La
vallée d’Aspe lorsque s’installe l’hiver. Une vallée pyrénéenne comme il y en a
des centaines, verrouillées au pied des pics chenus. Si les nuits sont longues
partout en cette saison, ici plus qu’ailleurs le relief et l’orientation posent
l’obscurité en avance. Seules animations, la noria de camions qui grignotent la
route vers le tunnel du Somport, sans un regard pour le paysage environnant, et
le cortège espacé des pèlerins en route vers Compostelle. Pour le reste il y a
les villageois, rares et esseulés, livrés à eux-mêmes avec pour seule compagnie
leurs bêtes et les souvenirs douloureux. Dans cette obscurité envahissante,
comme privée de Dieu, une seule lumière vacille encore. Celle de Pierre, le
curé de la vallée, qui maintient une vie fragile au monastère de Sarrance.
C’est
dans ce monastère que débarque le narrateur pour y passer quelques semaines.

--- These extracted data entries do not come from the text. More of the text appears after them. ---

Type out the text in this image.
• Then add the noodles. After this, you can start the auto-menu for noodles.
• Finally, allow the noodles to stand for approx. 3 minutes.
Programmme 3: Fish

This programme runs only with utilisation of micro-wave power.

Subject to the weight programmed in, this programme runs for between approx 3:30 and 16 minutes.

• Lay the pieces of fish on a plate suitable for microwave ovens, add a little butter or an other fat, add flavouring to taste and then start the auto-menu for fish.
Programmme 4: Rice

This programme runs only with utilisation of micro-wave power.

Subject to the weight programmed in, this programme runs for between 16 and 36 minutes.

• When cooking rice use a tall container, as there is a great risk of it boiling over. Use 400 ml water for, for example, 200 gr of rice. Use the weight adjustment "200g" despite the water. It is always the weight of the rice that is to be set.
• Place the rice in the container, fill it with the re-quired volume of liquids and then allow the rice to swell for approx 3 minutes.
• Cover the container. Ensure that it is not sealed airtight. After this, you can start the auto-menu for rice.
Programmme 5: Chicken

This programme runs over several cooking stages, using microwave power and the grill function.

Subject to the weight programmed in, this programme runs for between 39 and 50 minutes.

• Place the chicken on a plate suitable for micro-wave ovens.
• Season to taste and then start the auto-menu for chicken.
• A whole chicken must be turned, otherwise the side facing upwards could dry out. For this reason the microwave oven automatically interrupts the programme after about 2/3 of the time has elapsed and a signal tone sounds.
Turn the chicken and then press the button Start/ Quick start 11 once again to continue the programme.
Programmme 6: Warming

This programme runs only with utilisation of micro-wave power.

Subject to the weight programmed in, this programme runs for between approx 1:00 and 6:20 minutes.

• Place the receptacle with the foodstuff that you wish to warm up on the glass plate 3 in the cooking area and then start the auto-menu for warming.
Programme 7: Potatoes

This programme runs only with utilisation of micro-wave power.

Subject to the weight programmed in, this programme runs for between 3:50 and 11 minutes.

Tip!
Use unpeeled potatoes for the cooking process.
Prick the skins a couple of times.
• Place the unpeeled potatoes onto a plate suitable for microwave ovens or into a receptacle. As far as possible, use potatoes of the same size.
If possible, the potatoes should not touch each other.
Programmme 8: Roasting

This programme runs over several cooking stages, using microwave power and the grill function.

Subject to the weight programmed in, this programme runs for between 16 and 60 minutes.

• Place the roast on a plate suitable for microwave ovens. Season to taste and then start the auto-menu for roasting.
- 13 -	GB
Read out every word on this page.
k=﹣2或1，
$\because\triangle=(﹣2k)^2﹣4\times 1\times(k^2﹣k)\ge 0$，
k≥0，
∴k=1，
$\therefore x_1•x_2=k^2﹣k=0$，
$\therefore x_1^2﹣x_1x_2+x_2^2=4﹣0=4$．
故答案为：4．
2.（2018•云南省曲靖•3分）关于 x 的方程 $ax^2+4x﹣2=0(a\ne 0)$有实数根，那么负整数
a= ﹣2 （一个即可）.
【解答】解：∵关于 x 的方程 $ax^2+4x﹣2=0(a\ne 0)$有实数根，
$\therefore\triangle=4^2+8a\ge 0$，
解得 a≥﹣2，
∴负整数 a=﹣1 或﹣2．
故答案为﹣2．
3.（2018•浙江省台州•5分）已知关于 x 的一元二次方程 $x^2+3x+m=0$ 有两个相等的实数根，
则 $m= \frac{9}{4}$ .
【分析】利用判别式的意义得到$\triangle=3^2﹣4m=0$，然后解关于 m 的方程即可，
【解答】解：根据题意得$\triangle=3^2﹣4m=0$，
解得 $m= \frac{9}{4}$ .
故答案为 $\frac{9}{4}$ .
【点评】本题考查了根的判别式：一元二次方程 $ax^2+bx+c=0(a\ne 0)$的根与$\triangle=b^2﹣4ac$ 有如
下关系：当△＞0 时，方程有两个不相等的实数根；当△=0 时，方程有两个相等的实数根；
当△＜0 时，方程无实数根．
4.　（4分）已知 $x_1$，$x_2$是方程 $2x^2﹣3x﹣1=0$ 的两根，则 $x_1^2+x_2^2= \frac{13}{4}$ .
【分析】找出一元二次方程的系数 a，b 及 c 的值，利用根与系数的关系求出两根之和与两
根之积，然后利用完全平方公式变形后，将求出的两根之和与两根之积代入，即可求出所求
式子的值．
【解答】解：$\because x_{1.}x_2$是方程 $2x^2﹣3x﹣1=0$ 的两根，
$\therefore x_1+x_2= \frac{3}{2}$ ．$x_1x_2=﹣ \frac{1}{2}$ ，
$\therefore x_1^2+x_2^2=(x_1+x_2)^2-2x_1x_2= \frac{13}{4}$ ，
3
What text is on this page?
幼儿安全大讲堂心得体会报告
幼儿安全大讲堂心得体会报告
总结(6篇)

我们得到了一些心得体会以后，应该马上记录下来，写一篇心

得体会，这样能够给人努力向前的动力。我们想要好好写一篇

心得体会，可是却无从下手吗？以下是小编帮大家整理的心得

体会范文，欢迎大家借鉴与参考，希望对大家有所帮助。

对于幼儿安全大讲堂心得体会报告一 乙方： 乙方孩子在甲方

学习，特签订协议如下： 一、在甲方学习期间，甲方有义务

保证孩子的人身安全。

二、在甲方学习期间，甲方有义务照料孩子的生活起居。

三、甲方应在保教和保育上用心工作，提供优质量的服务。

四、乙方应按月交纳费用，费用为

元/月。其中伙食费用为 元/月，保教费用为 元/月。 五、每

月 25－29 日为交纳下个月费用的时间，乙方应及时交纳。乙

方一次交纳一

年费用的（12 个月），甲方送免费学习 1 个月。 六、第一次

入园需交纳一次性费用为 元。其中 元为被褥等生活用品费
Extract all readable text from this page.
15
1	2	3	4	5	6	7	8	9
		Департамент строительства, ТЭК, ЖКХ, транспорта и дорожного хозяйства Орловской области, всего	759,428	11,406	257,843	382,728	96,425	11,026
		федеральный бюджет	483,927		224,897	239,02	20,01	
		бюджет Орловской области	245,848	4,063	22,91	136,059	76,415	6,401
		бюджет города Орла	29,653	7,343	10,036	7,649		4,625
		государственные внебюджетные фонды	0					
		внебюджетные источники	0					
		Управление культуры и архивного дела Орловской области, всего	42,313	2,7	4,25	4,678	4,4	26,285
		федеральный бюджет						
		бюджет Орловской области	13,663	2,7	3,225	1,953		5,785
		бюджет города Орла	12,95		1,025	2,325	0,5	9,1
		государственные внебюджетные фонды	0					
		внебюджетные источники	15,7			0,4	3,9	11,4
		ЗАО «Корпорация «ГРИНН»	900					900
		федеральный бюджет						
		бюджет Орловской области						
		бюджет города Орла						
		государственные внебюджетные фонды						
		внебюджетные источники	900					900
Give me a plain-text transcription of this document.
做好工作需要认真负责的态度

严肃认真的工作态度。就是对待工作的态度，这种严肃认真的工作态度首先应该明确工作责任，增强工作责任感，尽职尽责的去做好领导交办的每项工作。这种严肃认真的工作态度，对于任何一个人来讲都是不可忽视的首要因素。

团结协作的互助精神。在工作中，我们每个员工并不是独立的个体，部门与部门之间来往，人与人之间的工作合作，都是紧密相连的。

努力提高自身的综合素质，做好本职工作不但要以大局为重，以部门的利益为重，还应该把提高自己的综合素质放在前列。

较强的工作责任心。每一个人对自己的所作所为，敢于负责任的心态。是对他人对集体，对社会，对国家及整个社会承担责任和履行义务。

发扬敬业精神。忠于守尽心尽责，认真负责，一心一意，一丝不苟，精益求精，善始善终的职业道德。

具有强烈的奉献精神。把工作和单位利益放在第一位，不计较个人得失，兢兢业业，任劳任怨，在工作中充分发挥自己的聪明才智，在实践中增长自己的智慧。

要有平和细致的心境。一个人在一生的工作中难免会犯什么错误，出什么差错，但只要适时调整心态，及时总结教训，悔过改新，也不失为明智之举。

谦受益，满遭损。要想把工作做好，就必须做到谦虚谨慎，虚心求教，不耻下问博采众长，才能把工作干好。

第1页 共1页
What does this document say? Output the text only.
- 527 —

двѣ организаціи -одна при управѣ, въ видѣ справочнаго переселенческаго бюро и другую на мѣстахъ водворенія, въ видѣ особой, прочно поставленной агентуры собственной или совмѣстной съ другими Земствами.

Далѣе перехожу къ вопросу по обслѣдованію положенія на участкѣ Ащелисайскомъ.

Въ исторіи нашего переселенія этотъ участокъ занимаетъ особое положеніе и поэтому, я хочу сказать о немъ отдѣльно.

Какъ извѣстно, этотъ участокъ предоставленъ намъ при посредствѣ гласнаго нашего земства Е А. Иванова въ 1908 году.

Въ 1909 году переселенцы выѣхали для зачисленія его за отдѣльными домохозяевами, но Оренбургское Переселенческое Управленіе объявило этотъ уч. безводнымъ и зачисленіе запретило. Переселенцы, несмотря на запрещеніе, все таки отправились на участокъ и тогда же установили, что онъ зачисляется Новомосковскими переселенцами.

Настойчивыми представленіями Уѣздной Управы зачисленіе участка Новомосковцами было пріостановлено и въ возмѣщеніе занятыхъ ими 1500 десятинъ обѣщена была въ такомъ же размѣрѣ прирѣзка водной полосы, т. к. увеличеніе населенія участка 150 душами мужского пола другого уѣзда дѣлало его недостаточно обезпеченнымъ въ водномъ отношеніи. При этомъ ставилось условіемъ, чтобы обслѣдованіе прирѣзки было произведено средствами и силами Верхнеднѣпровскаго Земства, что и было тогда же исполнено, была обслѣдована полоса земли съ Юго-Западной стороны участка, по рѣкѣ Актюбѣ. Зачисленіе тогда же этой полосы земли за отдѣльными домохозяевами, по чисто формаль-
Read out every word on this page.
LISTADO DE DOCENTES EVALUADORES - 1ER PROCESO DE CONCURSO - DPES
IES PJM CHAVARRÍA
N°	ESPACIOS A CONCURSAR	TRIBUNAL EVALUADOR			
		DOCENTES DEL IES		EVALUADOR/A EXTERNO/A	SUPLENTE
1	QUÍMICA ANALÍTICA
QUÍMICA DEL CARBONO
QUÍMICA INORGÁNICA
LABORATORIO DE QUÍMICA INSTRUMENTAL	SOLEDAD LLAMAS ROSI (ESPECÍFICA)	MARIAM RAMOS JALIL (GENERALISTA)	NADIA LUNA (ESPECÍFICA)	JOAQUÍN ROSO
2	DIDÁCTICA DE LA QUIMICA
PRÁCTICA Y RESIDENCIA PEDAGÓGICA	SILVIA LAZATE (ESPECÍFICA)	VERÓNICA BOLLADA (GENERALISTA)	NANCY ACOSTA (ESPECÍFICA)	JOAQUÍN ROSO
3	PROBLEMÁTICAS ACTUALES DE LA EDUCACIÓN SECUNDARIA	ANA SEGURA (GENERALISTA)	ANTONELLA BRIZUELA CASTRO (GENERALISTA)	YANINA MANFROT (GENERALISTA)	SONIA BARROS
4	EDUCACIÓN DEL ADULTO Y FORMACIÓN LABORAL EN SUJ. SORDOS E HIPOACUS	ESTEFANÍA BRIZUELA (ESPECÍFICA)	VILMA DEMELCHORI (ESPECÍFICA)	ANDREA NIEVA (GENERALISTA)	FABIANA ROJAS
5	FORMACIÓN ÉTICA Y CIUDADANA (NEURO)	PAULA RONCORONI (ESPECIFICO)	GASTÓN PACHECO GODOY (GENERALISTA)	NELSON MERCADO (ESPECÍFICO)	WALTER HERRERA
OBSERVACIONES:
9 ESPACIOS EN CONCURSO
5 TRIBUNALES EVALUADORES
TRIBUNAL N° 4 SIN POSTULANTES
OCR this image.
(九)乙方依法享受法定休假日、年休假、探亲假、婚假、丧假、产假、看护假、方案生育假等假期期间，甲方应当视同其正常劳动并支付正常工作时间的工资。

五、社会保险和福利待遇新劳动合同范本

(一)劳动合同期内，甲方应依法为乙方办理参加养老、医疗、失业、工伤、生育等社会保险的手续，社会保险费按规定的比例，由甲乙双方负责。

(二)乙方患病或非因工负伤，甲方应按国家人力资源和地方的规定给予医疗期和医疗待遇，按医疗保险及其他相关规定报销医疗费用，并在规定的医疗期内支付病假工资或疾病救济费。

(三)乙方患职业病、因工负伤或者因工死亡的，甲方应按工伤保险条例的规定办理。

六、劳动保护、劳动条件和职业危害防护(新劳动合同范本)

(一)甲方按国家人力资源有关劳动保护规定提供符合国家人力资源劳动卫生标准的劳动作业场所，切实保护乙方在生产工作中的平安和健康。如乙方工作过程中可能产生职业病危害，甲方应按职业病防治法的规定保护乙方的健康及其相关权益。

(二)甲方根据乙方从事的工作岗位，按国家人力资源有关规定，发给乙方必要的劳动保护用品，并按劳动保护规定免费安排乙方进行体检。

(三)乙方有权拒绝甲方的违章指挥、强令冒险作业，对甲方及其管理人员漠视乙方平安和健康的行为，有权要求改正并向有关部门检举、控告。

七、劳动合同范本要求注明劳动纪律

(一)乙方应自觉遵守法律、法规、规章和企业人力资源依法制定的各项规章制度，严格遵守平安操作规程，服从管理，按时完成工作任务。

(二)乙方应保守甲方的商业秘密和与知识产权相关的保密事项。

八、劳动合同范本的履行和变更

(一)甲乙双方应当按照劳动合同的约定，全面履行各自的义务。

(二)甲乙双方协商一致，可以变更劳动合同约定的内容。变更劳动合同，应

Les raisons qui l’ont poussé à cet exil ne seront pas dévoilées, il y vient
pour fêter Noël sera notre seul indice. Il y découvre une petite communauté gravitant
autour du prêtre : un ecclésiastique à la retraite, une bonne à tout faire,
quelques mains secourables et des êtres errants, perdus. Une micro société à
l’image de celle de la vallée.
Pierre
Adrian en décrivant ces êtres au cœur d’une vallée sur laquelle s’étend
l’obscurité pose la question : comment être prêtre dans un monde qui a
perdu la foi ? Mais, contrairement à Bernanos qui décrit la déréliction de prêtres dans un monde sur lequel s’étendent les ténèbres,
l’auteur nous donne l’exemple d’un curé qui sert de rocher aux humains
désorientés, croyants ou non, qui peuplent cette vallée. Peu importe que celui
qui fait appel à lui soit un de ses fidèles ou un incroyant avéré, la
solidarité humaine est plus forte que ce détail. Il part dans la nuit
réconforter celui qui doute, qui souffre, qui se languit d’une compagnie.
Avec ce
roman, nourri, fertilisé par les quelques semaines que l’auteur a passées dans
ce monastère, dans cette vallée, Pierre Adrian, d’une plume alerte et parfois
poétique, nous parle de ce qu’il y a de plus universel : la compassion,
l’entraide face au sentiment d’abandon. Le récit se déploie en séquences
sporadiques qui composent au final une belle fresque d’Humanité. Un très beau
roman qui attache le lecteur.
Des âmes
simples de Pierre Adrian aux éditions Equateur 2017.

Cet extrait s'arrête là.